Nordafrika im Humphrey-Bogart-Stil? Krisenherd Tschad nur afrikanisches Provinztheater? Solche Eindrücke sind nur flüchtig. Die Wirklichkeit - so gern die Tschader sie verdrängen möchten - weist auf Krieg.
Renault-Lastwagen ohne Nummernschilder transportieren Geschütze, Munition und Proviant durch die ungepflasterten Straßen von Ndjamena. Nur mit Mühe können die aufgescheuchten Fußgänger den wilden Fahrern ausweichen, die in drei- und viertägigen Gewalttouren die vorgeschobenen Stellungen versorgen.
Die Bewohner des ohnehin bitterarmen Landes, dessen fast 18 Jahre alter Bürgerkrieg den kargen, friedlichen Alltag zur Utopie werden ließ, haben Gewalt und Kämpfe gründlich satt.
»Jetzt glauben wir an den Frieden«, beschließt da einfach der Geschäftsführer des heruntergekommenen Hotels »La Tchadienne«, »für uns ist der Krieg aus.«
Für die Kombattanten und deren Parteigänger aber noch lange nicht. Die Soldaten der Tschad-Armee sind recht kampflustig - oder tun zumindest so. Dazu trägt offenkundig die Anwesenheit der französischen Fallschirmjäger bei, auf deren breiter Armbinde »Instructeur« steht - ein Witz.
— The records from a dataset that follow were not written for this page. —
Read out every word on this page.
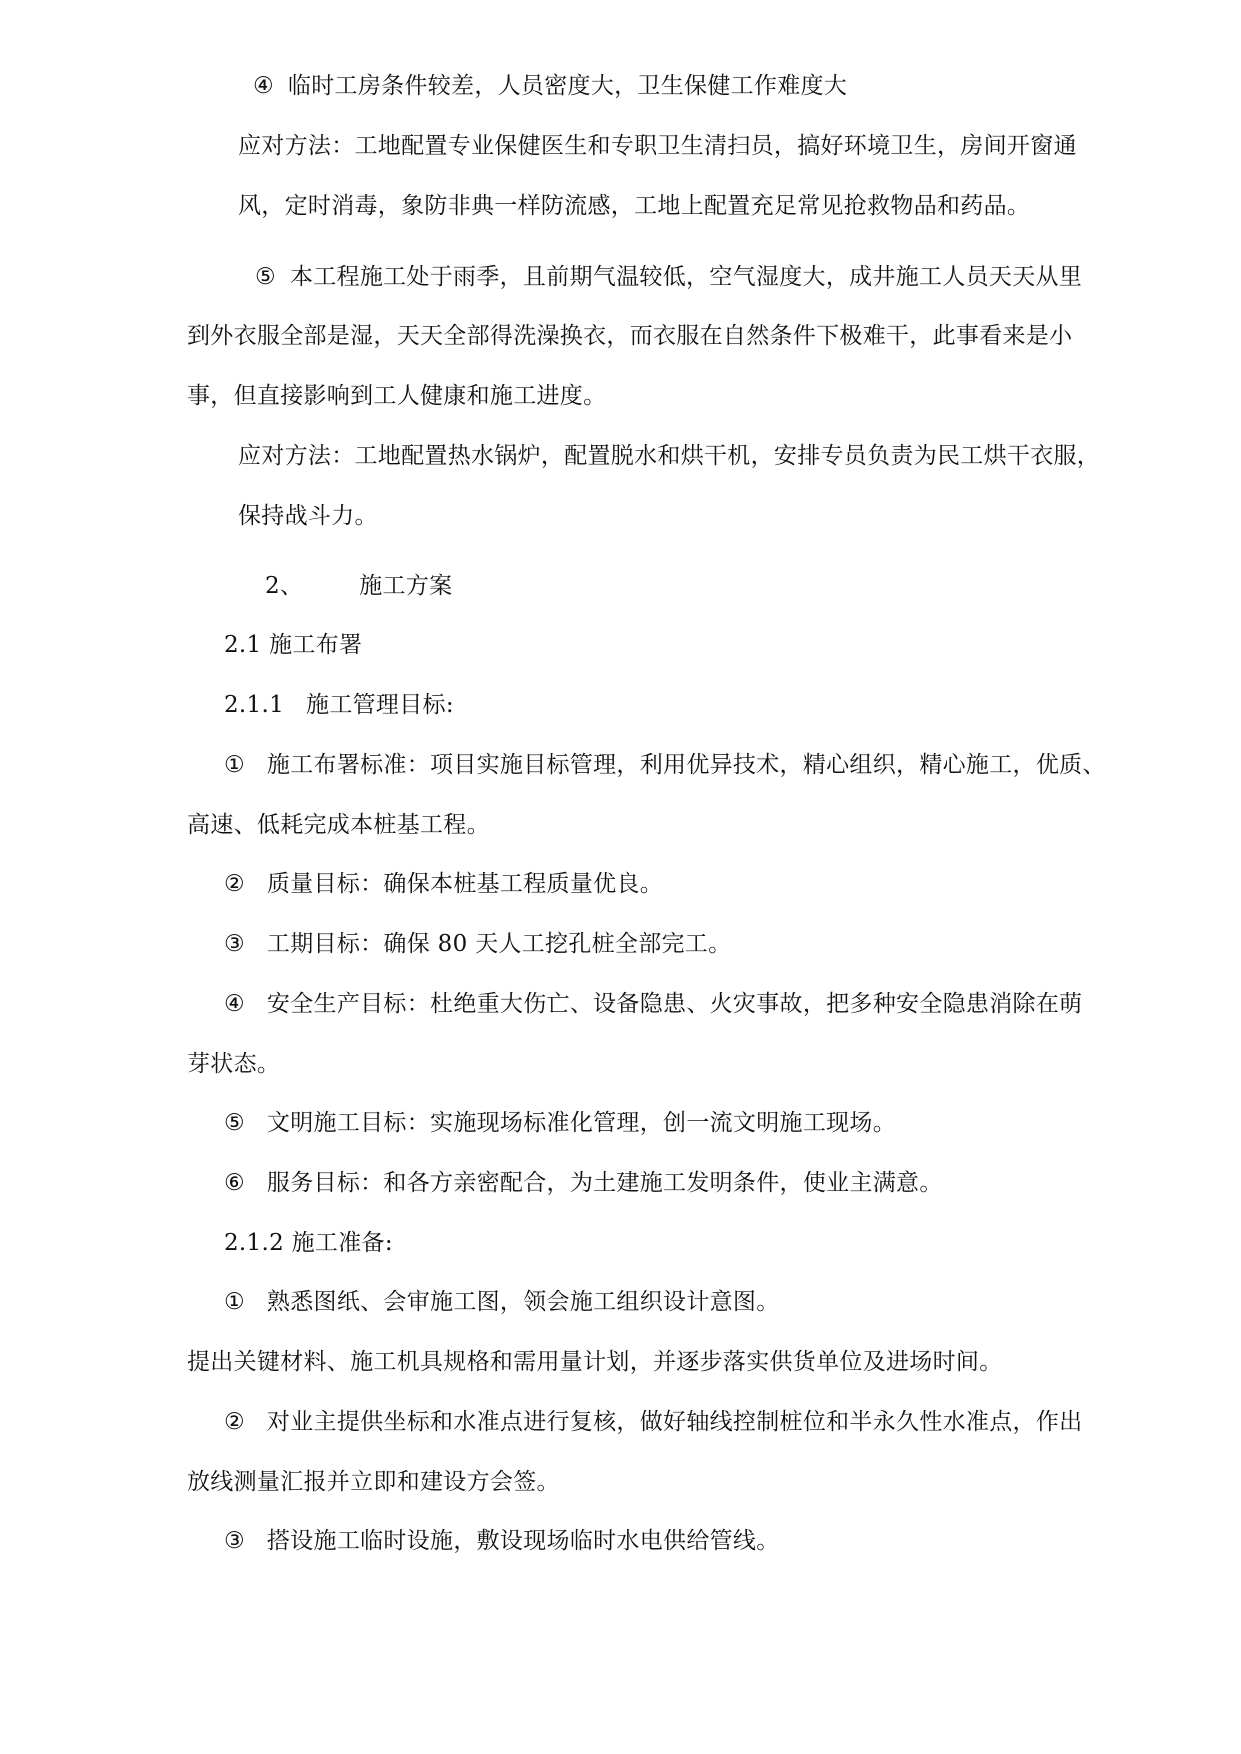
④ 临时工房条件较差，人员密度大，卫生保健工作难度大
应对方法：工地配置专业保健医生和专职卫生清扫员，搞好环境卫生，房间开窗通
风，定时消毒，象防非典一样防流感，工地上配置充足常见抢救物品和药品。
⑤ 本工程施工处于雨季，且前期气温较低，空气湿度大，成井施工人员天天从里
到外衣服全部是湿，天天全部得洗澡换衣，而衣服在自然条件下极难干，此事看来是小
事，但直接影响到工人健康和施工进度。
应对方法：工地配置热水锅炉，配置脱水和烘干机，安排专员负责为民工烘干衣服，
保持战斗力。
2、 施工方案
2.1 施工布署
2.1.1 施工管理目标:
① 施工布署标准：项目实施目标管理，利用优异技术，精心组织，精心施工，优质、
高速、低耗完成本桩基工程。
② 质量目标：确保本桩基工程质量优良。
③ 工期目标：确保 80 天人工挖孔桩全部完工。
④ 安全生产目标：杜绝重大伤亡、设备隐患、火灾事故，把多种安全隐患消除在萌
芽状态。
⑤ 文明施工目标：实施现场标准化管理，创一流文明施工现场。
⑥ 服务目标：和各方亲密配合，为土建施工发明条件，使业主满意。
2.1.2 施工准备:
① 熟悉图纸、会审施工图，领会施工组织设计意图。
提出关键材料、施工机具规格和需用量计划，并逐步落实供货单位及进场时间。
② 对业主提供坐标和水准点进行复核，做好轴线控制桩位和半永久性水准点，作出
放线测量汇报并立即和建设方会签。
③ 搭设施工临时设施，敷设现场临时水电供给管线。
Denn niemand in Ndjamena zweifelt, daß die martialisch dreinblickenden Repräsentanten Frankreichs auch schießen, wenn es not tut.
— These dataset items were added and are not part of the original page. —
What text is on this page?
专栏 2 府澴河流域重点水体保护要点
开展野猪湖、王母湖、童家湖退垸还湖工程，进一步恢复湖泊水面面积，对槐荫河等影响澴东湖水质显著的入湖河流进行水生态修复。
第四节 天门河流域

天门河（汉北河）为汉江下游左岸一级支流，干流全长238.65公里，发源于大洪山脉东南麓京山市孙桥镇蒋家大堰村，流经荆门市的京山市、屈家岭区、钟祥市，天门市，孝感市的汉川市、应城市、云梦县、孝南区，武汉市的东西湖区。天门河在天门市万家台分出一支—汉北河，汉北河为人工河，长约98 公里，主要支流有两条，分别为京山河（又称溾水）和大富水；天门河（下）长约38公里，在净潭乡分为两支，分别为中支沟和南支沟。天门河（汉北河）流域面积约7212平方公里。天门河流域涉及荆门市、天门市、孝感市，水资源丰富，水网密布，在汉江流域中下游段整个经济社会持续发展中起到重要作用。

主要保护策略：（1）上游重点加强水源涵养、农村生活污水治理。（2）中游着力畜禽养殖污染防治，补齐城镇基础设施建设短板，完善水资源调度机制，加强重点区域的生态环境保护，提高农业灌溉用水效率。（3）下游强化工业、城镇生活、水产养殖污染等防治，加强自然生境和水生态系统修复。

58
Nur die 2500 von Israelis gedrillten Zaire-Soldaten scheinen mehr an den Annehmlichkeiten der Etappe interessiert. An den Hotelbars haben sie sich den Ruf unermüdlicher, wenngleich nicht immer standfester Trinker erworben. Ihre Qualität als Liebhaber schätzt die Damenwelt von Ndjamena ähnlich ein.
Überwiegt also das Etappentheater? Capitain Francois, Kampfflieger aus Kinshasa, ist sich da nicht sicher. »Der Krieg holt nur Atem«, sagt er. »Wenn die Kriegsgefahr wirklich vorüber wäre, hätte man uns längst aus Ndjamena abgezogen und würde uns nicht zu Polizisten der Hauptstadt degradieren.«
Das ist in der Tat zur Zeit die Hauptaufgabe der Helfer vom Kongo. Blutjunge Zaire-Soldaten im gefleckten Kampfanzug patrouillieren in den Straßen. Zaire-Posten mit entsicherten Schnellfeuergewehren sorgen auch für Ordnung vor den beiden größten Hotels, den Gebäuden der Behörden und der strategisch wichtigen Brücke über den Schari-Fluß.
Die auf über 1000 Mann angewachsenen französischen Einheiten treten kaum in Erscheinung. Offiziere und Mannschaften fraternisieren auch nicht so offen wie die Kameraden vom Kongo mit den schwarzen Schönheiten im Schari-Hotel.
Die Rückkehr der Truppen der einstigen Kolonialmacht nimmt der Mann auf der Straße mit gemischten Gefühlen zur Kenntnis. »Gut, sie sind schließlich gekommen, aber erst nachdem wir die Hälfte unseres Landes bereits verloren hatten«, ärgert sich ein Professor der geschlossenen Tschad-Universität.
Ganz im Hintergrund bleiben die neuen Freunde, deren Staat der Armee des Landes für 25 Millionen Dollar Waffen geschickt hat: die Amerikaner. Die »Freunde der Zukunft«, wie ein hoher Regierungsbeamter die Spender bezeichnet, haben drei Waffenexperten geschickt. Die bleiben sorgsam versteckt.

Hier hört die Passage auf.